Ieri il cardinale George Pell, prefetto della Segreteria per l’Economia, ha rivelato ai porporati riuniti in Concistoro che nelle casse del Vaticano ci sono “più di 1,5 miliardi di dollari di asset dei quali prima non si era a conoscenza”. Come riporta John Allen su Crux, Pell ha poi precisato che tale cifra va comunque bilanciata con “un deficit preventivato di almeno un miliardo di dollari nel fondo pensione”.
“QUALCUNO CREDEVA CHE NON SAREBBE CAMBIATO NIENTE”
“C’è stato un entusiasmo vero”, tra i cardinali che hanno ascoltato la relazione del porporato australiano sullo stato delle finanze d’oltretevere: “Posso dire che il consenso è stato generale, anche se non la totalità del consenso”, ha chiarito Pell in un’intervista a Maria Antonietta Calabrò per il Corriere della Sera: “Un ben noto cardinale mi ha detto che è stato un giorno importantissimo perché per la prima volta tutti hanno ricevuto una descrizione completa che noi redimo accurata della situazione economica della Santa Sede. Fino a quattro mesi fa alcuni volevano credere che di fatto, cioè sul serio, non sarebbe cambiato niente”.

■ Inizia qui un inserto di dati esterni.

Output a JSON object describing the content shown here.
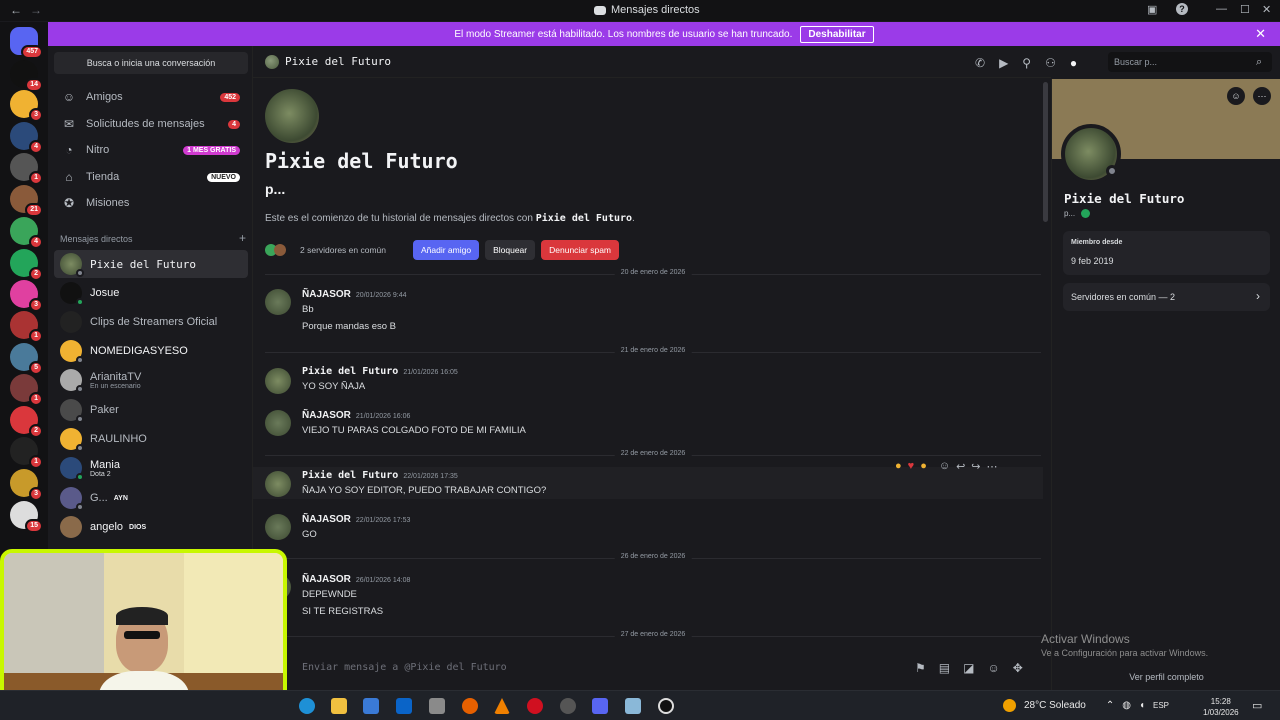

LE RESISTENZE DI UNA PARTE DELLA CURIA
Pell fa anche riferimento alle resistenze che in questi dodici mesi si sarebbero manifestate contro il suo progetto di riforme. Circostanza ammessa l’altro giorno al Catholic News Service anche dal cardinale sudafricano Wilfrid Fox Napier, che aveva tirato in ballo Propaganda fide. Il prefetto della Segreteria per l’Economia usa molta diplomazia e osserva che “se vogliamo utilizzare una terminologia politica, i cardinali di tutti gli schieramenti (sinistra, destra e centro) sono stati quasi tutti d’accordo con questo lavoro”. Se resistenze od ostilità ci sono state, queste derivano “da una piccola porzione della curia che ha fatto un tentativo di grossa resistenza”. In particolare, prosegue Pell, “ci sono alcuni della Segreteria di stato e forse del Governatorato che hanno dubbi sostanziali sulla riforma”.
LE CIFRE DELLA RIFORMA
Pell ribadisce quanto aveva detto in un’intervista esclusiva, lo scorso dicembre, al Catholic Herald. Aveva parlato di “alcune centinaia di milioni di euro” che “erano nascosti in particolari conti settoriali e non apparivano nei fogli di bilancio”. Parole che avevano scatenato un putiferio in curia, con richieste di spiegazioni, visto che il cardinale australiano aveva anche precisato che “diversi dicasteri e specialmente la Segreteria di Stato hanno goduto e difeso una sana indipendenza”. Oggi chiarisce che “non erano fondi illeciti o illegali. Ma la citazione dimostra che non sono esagerato quando parlo, perché ho scritto di qualche centinaia di milioni. Invece ieri al Concistoro ho spiegato che alla data odierna ci sono 442 milioni di asset addizionali nei dicasteri ed essi si vanno ad aggiungere ai 936 che già avevamo individuati in un primo momento”.
LA SPUNTERA’ LO ZAR PELL?
A giudizio del vaticanista Sandro Magister, i problemi comunque rimangono e “non è sicuro se il cardinale George Pell sarà veramente lo zar delle finanze vaticane o se invece avranno la meglio i ‘boiardi’ della curia romana”. Si tratta cioè di capire se “le varie amministrazioni vaticane che hanno storicamente una più o meno grande disponibilità finanziaria propria (segreteria di Stato, Propaganda Fide, Chiese orientali, dottrina della fede, APSA e governatorato) riusciranno a conservarla in parte o del tutto. Al momento – aggiunge Magister – l’ipotesi più probabile sembra quest’ultima”.